Druga od końca jest grupa popularnych funduszy otwartych, czyli akcji polskich uniwersalnych (bez funduszy małych i średnich spółek), w której przeciętny wynik to -4,8 proc. Najlepszy w czerwcu był Idea Akcji, który stracił 1,3 proc. Najsłabszy Skarbiec Akcja spadł o 6,8 proc.
W skali całego I półrocza Skarbiec Akcja też został zepchnięty na sam koniec tabeli, jest 5,7 proc. pod kreską. Na drugim biegunie znalazł się tu Allianz Akcji Plus z wynikiem 13,7 proc. Głównie za sprawą zysków w II kwartale, gdy indeksy giełdowe traciły. – Udało się to dzięki aktywnej polityce inwestycyjnej, zmiennej alokacji aktywów, efektywnemu hedgingowi. Również dobór spółek był poprawny – komentuje Marek Mikuć, wiceprezes Allianz TFI.
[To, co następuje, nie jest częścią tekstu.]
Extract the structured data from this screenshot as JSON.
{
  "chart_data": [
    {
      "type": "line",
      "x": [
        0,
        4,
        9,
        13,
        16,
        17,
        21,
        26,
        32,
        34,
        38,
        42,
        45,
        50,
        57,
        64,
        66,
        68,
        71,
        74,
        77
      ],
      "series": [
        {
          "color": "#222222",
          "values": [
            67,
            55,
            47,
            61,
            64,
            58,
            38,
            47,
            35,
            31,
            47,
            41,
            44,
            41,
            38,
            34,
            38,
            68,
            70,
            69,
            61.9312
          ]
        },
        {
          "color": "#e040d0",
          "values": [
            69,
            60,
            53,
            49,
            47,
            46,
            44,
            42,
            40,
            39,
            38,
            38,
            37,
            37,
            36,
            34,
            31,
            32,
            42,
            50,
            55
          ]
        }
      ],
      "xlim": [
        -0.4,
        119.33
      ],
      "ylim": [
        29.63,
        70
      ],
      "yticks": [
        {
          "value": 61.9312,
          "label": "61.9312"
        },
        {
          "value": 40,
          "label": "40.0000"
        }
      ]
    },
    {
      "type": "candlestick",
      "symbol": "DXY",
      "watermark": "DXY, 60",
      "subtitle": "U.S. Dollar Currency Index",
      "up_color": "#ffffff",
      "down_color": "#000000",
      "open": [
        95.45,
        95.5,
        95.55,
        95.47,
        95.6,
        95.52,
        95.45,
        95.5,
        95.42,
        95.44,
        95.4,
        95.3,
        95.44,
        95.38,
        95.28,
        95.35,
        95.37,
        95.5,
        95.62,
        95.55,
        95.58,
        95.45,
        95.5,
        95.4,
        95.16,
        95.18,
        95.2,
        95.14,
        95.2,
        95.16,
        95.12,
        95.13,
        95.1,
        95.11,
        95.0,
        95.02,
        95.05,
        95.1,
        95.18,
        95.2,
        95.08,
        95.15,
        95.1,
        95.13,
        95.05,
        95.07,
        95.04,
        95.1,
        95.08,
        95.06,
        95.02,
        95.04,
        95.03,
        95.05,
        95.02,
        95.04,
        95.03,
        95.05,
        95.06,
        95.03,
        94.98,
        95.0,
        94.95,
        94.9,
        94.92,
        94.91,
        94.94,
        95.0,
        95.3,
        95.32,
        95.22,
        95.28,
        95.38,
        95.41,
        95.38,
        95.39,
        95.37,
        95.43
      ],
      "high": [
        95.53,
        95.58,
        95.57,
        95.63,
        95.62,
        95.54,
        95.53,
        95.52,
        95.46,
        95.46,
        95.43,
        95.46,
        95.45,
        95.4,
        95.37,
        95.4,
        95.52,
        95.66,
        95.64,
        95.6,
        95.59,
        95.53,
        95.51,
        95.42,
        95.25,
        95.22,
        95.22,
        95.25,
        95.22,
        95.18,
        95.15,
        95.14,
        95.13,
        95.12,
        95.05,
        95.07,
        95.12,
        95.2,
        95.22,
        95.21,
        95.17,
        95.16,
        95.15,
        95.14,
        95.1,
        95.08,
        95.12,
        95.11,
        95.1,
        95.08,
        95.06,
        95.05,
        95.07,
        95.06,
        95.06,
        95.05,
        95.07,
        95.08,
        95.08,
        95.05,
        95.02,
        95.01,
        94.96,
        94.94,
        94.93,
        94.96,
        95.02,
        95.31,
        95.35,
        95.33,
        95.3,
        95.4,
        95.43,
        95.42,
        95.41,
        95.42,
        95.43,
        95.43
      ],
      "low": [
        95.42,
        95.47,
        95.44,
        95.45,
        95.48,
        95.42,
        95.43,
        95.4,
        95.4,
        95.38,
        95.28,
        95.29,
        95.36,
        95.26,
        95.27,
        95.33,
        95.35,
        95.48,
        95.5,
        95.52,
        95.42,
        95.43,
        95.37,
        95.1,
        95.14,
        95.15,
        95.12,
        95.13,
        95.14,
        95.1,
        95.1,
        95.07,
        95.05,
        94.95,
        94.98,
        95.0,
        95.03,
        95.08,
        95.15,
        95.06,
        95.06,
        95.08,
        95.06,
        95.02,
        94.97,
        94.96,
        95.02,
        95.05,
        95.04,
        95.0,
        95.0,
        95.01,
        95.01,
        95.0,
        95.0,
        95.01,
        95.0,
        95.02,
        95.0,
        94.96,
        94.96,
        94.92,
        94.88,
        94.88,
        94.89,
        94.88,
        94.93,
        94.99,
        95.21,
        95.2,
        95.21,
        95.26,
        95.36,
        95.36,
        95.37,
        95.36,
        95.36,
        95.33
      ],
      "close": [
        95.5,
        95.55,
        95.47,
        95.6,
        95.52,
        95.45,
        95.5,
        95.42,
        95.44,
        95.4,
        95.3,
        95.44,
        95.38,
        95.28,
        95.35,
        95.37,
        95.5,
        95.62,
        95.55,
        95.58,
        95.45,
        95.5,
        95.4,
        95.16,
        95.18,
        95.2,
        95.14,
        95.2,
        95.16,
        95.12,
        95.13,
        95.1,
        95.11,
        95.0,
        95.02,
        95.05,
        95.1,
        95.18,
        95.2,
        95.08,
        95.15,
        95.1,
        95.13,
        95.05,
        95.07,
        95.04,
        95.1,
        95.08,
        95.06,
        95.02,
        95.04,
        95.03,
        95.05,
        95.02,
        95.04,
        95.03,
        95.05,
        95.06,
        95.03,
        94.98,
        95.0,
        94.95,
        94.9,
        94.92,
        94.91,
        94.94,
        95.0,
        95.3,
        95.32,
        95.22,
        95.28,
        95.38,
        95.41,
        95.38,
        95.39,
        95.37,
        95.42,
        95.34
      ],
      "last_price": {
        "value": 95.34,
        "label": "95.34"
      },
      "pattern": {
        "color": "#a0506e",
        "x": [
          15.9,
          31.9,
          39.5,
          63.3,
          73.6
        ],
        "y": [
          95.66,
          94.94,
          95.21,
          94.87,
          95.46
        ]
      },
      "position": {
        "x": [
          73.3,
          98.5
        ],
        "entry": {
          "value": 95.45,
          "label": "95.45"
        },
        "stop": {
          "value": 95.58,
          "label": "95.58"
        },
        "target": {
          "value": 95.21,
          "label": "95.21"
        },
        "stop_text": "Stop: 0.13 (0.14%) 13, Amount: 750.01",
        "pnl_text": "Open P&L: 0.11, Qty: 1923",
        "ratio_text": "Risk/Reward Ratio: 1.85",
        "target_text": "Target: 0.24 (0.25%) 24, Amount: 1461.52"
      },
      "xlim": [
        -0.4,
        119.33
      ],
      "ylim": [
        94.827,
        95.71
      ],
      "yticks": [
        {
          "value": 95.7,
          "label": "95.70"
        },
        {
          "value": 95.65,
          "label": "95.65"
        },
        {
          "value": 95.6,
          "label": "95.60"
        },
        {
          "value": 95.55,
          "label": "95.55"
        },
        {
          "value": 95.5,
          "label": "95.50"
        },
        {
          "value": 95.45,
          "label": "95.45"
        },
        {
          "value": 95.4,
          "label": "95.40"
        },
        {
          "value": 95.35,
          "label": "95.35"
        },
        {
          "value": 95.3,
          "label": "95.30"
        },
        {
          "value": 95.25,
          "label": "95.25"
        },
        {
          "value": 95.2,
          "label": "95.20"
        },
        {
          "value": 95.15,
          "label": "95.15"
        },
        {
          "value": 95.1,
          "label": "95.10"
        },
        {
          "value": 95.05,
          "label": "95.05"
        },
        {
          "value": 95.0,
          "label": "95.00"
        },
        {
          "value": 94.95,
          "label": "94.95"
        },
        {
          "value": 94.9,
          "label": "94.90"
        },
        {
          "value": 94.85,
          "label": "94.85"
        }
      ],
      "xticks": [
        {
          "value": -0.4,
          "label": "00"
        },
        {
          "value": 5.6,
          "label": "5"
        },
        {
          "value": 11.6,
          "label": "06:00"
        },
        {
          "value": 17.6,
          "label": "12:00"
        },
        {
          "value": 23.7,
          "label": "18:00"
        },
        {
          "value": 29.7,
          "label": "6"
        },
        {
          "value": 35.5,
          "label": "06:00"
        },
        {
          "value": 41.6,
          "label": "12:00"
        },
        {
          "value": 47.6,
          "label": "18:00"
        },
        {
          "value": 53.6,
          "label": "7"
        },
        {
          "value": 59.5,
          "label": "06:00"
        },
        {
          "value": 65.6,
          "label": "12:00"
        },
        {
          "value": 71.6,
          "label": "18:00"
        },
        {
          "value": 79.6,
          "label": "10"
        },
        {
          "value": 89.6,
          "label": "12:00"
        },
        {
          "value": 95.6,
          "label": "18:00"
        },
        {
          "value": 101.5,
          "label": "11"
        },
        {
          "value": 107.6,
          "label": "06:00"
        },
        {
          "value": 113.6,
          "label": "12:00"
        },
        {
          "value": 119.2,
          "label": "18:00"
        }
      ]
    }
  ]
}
Dwucyfrowe stopy zwrotu w I półroczu wypracowały jeszcze Quercus Agresywny (12,6 proc.) oraz Idea Akcji (10,6 proc.). – Od początku działania funduszu stawiamy przede wszystkim na mniejsze i średnie spółki. Z reguły w długim okresie zachowują się one lepiej od blue chips – tłumaczy Sebastian Buczek, prezes Quercus TFI.
Czy II półrocze przyniesie zyski z funduszy akcji? – Rynki powinny odpocząć po minihossie. Na akcjach będzie można zarobić prawdopodobnie dopiero pod koniec roku – twierdzi Buczek. – Oczekujemy zmiennej koniunktury w II półroczu – mówi z kolei Mikuć. – Na takie warunki rynkowe najbardziej odpowiednie są fundusze absolutnej stopy zwrotu i aktywnej alokacji – podkreśla.